When a man says that he means he considers you his equal. I found this idea amusing, although I was careful to keep that from reaching my face. As a young man I walked through the aftermath of the massacre of Meerut, my skin stained with walnut juice and let not a single sight disturb the calm that carried me through crowds of rioting sepoys.

‘Indeed,’ I said. ‘A gentleman and a soldier.’

‘And a man of comfortable means.’

I was about to object but saw his eyes slide across my loaden coat, which was lined with green silk. So instead of objecting, I muttered something non-committal, quintessentially English.

‘This is difficult,’ he said. ‘Very delicate.’

At that point, I was meant to ask why it was difficult. He waited and I waited some more.

‘Very difficult,’ he added, as we turned back towards the press of people. ‘I’ll be blunt. You’re a gentleman and this is a dreadful accident. It is my best opinion that this man will die. I am sure someone has already sent for the police.’

This I privately doubted, since the crowd were far too busy being shocked to do anything that useful.

‘I can ease things,’ he said. ‘Let the patient be moved to my surgery. I will undertake to treat him.’

‘But he will still die?’

‘Oh yes,’ said the fat little man. ‘Nothing I can do will stop that.’ He paused, with the manner of someone considering how far to risk his reputation. ‘I can, however, delay slightly in announcing his death. I will mention complications, the poorness of his constitution, perhaps even suggest a certain unsoundness in his mode of life.’

‘A more deserving man would have lived?’

‘Indeed.’ The little man nodded, delighted at my quickness of wit. ‘There will be costs,’ he said. ‘Minor outlays. I can see the poor wretch’s family on your behalf, maybe give his wife a few guineas towards a Christian burial and the keep of her children. My own fees will be modest.’

Raising my eyebrows, I waited.

The sum he named would have bought a town in Odessa.

‘All in,’ he added hastily. ‘As would include my fees, outlay for his widow, a burial… Such a tragic accident,’ he repeated, shaking his head. For one hideous moment I feared the man was about to begin his spiel all over again, for we were nearing the crowd and the last thing I wanted was to waste more time on fainting women and chicken’s blood sponges.

‘Let me examine the patient,’ I said.

‘You?’ he said, sounding altogether less certain.

Put me in the path of danger and I will swear in the ripest Hindi. The man in front of me said his single word in an accent that spoke of education and birth. At times of great stress we all revert to the accents of our childhood. It seemed he was a rogue from choice rather than necessity.

‘Did I not mention I was a surgeon?’ Opening my coat further, to reveal the gun beneath, I began to push my way through the crowd.

‘Look at me,’ I demanded of the groaning man, and he opened his eyes with a great deal of fluttering and a dying fall of sobs, all the more convincing for being slight.

‘Now focus on my finger.’

I moved this digit and watched his eyes trail after, delayed by a single second and inclined to roll back in his head. Mind you, good at acting or not, I could always use any man prepared to step in front of charging horses, catapult himself above a carriage and dislocate his own leg on landing.

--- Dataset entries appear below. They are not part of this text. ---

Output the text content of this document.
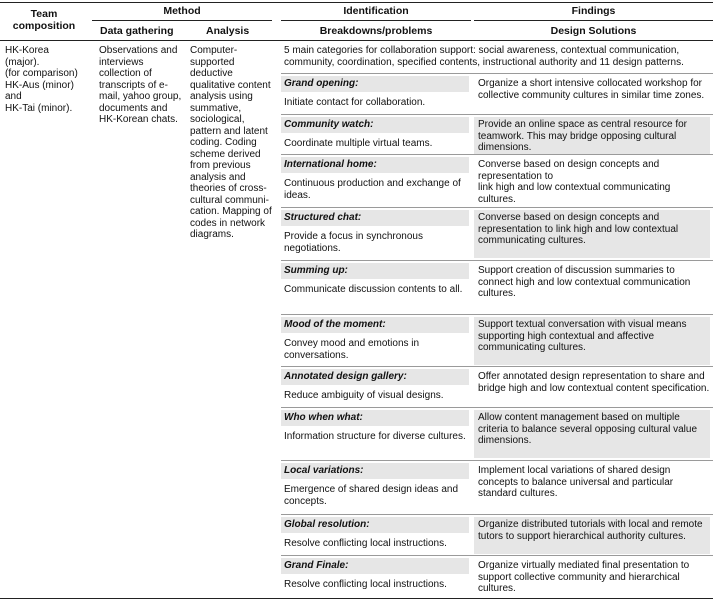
Team composition
Method
Data gathering	Analysis
Identification
Breakdowns/problems
Findings
Design Solutions
HK-Korea (major).
(for comparison) HK-Aus (minor) and
HK-Tai (minor).
Observations and interviews collection of transcripts of e-mail, yahoo group, documents and HK-Korean chats.
Computer-supported deductive qualitative content analysis using summative, sociological, pattern and latent coding. Coding scheme derived from previous analysis and theories of cross- cultural communi-cation. Mapping of codes in network diagrams.
5 main categories for collaboration support: social awareness, contextual communication, community, coordination, specified contents, instructional authority and 11 design patterns.
Grand opening:
Initiate contact for collaboration.
Organize a short intensive collocated workshop for collective community cultures in similar time zones.
Community watch:
Coordinate multiple virtual teams.
Provide an online space as central resource for teamwork. This may bridge opposing cultural dimensions.
International home:
Continuous production and exchange of ideas.
Converse based on design concepts and representation to
link high and low contextual communicating cultures.
Structured chat:
Provide a focus in synchronous negotiations.
Converse based on design concepts and representation to link high and low contextual communicating cultures.
Summing up:
Communicate discussion contents to all.
Support creation of discussion summaries to connect high and low contextual communication cultures.
Mood of the moment:
Convey mood and emotions in conversations.
Support textual conversation with visual means supporting high contextual and affective communicating cultures.
Annotated design gallery:
Reduce ambiguity of visual designs.
Offer annotated design representation to share and bridge high and low contextual content specification.
Who when what:
Information structure for diverse cultures.
Allow content management based on multiple criteria to balance several opposing cultural value dimensions.
Local variations:
Emergence of shared design ideas and concepts.
Implement local variations of shared design concepts to balance universal and particular standard cultures.
Global resolution:
Resolve conflicting local instructions.
Organize distributed tutorials with local and remote tutors to support hierarchical authority cultures.
Grand Finale:
Resolve conflicting local instructions.
Organize virtually mediated final presentation to support collective community and hierarchical cultures.
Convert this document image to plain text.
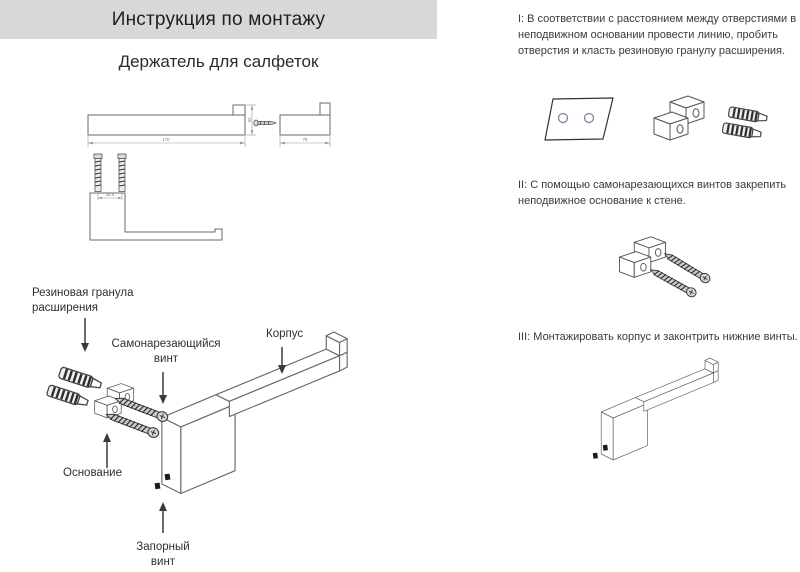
Инструкция по монтажу
Держатель для салфеток
170
32
78
18.5
Резиновая гранула расширения
Самонарезающийся винт
Корпус
Основание
Запорный винт
I: В соответствии с расстоянием между отверстиями в неподвижном основании провести линию, пробить отверстия и класть резиновую гранулу расширения.
II: С помощью самонарезающихся винтов закрепить неподвижное основание к стене.
III: Монтажировать корпус и законтрить нижние винты.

Gripping that leg, I put my other hand to his knee and pulled, twisted and pushed almost simultaneously. The wretch gave a hideous shriek, more from shock I suspect than anything else and forgot to keep his eyes half focused.

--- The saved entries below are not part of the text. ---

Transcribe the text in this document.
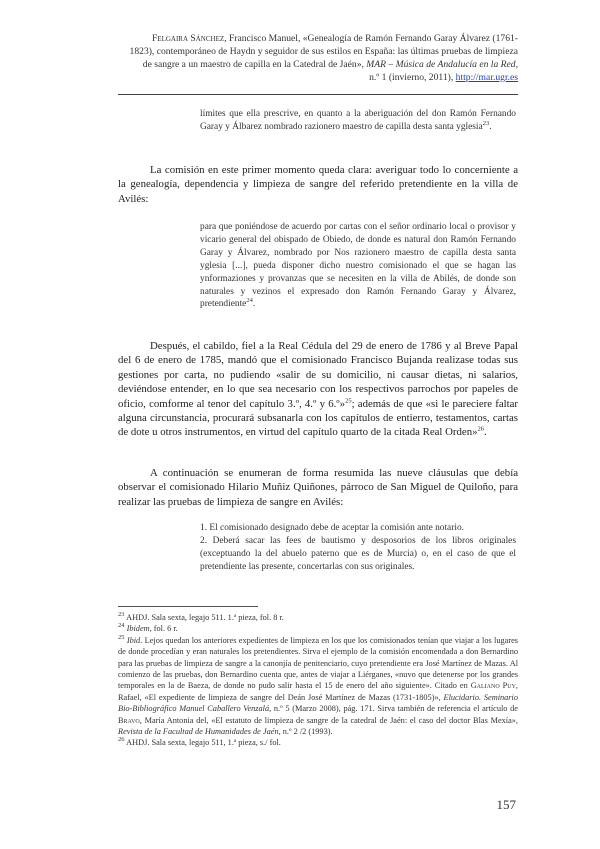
Felgaira Sánchez, Francisco Manuel, «Genealogía de Ramón Fernando Garay Álvarez (1761-
1823), contemporáneo de Haydn y seguidor de sus estilos en España: las últimas pruebas de limpieza
de sangre a un maestro de capilla en la Catedral de Jaén», MAR – Música de Andalucía en la Red,
n.º 1 (invierno, 2011), http://mar.ugr.es
límites que ella prescrive, en quanto a la aberiguación del don Ramón Fernando Garay y Álbarez nombrado razionero maestro de capilla desta santa yglesia$^{23}$.
La comisión en este primer momento queda clara: averiguar todo lo concerniente a la genealogía, dependencia y limpieza de sangre del referido pretendiente en la villa de Avilés:
para que poniéndose de acuerdo por cartas con el señor ordinario local o provisor y vicario general del obispado de Obiedo, de donde es natural don Ramón Fernando Garay y Álvarez, nombrado por Nos razionero maestro de capilla desta santa yglesia [...], pueda disponer dicho nuestro comisionado el que se hagan las ynformaziones y provanzas que se necesiten en la villa de Abilés, de donde son naturales y vezinos el expresado don Ramón Fernando Garay y Álvarez, pretendiente$^{24}$.
Después, el cabildo, fiel a la Real Cédula del 29 de enero de 1786 y al Breve Papal del 6 de enero de 1785, mandó que el comisionado Francisco Bujanda realizase todas sus gestiones por carta, no pudiendo «salir de su domicilio, ni causar dietas, ni salarios, deviéndose entender, en lo que sea necesario con los respectivos parrochos por papeles de oficio, comforme al tenor del capítulo 3.º, 4.º y 6.º»$^{25}$; además de que «si le pareciere faltar alguna circunstancia, procurará subsanarla con los capítulos de entierro, testamentos, cartas de dote u otros instrumentos, en virtud del capítulo quarto de la citada Real Orden»$^{26}$.
A continuación se enumeran de forma resumida las nueve cláusulas que debía observar el comisionado Hilario Muñiz Quiñones, párroco de San Miguel de Quiloño, para realizar las pruebas de limpieza de sangre en Avilés:
1. El comisionado designado debe de aceptar la comisión ante notario.
2. Deberá sacar las fees de bautismo y desposorios de los libros originales (exceptuando la del abuelo paterno que es de Murcia) o, en el caso de que el pretendiente las presente, concertarlas con sus originales.
$^{23}$ AHDJ. Sala sexta, legajo 511. 1.ª pieza, fol. 8 r.
$^{24}$ Ibidem, fol. 6 r.
$^{25}$ Ibid. Lejos quedan los anteriores expedientes de limpieza en los que los comisionados tenían que viajar a los lugares de donde procedían y eran naturales los pretendientes. Sirva el ejemplo de la comisión encomendada a don Bernardino para las pruebas de limpieza de sangre a la canonjía de penitenciario, cuyo pretendiente era José Martínez de Mazas. Al comienzo de las pruebas, don Bernardino cuenta que, antes de viajar a Liérganes, «nuvo que detenerse por los grandes temporales en la de Baeza, de donde no pudo salir hasta el 15 de enero del año siguiente». Citado en Galiano Puy, Rafael, «El expediente de limpieza de sangre del Deán José Martínez de Mazas (1731-1805)», Elucidario. Seminario Bio-Bibliográfico Manuel Caballero Venzalá, n.º 5 (Marzo 2008), pág. 171. Sirva también de referencia el artículo de Bravo, María Antonia del, «El estatuto de limpieza de sangre de la catedral de Jaén: el caso del doctor Blas Mexía», Revista de la Facultad de Humanidades de Jaén, n.º 2 /2 (1993).
$^{26}$ AHDJ. Sala sexta, legajo 511, 1.ª pieza, s./ fol.
157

‘See,’ I said, ‘good as new.’ To make my point, I worked his knee as one might work the leg of a horse. In the crowd someone began to clap.

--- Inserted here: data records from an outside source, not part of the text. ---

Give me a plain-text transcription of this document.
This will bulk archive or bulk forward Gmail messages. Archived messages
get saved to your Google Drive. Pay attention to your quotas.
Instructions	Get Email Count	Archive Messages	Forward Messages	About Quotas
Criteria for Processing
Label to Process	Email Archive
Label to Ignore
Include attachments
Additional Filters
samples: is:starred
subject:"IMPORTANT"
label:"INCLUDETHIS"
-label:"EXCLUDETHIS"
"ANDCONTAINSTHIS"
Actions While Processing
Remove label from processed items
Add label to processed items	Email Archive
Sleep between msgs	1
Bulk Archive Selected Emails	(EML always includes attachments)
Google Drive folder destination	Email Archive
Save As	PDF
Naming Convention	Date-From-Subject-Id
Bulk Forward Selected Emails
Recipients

‘Those ribs,’ I added. ‘How are they feeling?’

He cast his eyes behind me to the fat man who hovered anxiously at my shoulder. Whatever passed between them, the wretch now sprawled on the ground sighed, his face already resigned.

‘Better,’ he said.

‘Let me.’ His ribs were fine, the sponge actually a bladder sewn into the side of his shirt and worked by pressure. Our man with the narrow face and darting eyes was so busy worrying that I might identify the object beneath my fingers, that he entirely failed to notice when I lifted his wallet.

‘Nasty swelling,’ I said, pocketing that object as I wiped my fingers on the side of my own trousers. ‘Otherwise, just a graze.’ Helping the man to his feet, I held him steady as he found his balance. It was a nice touch.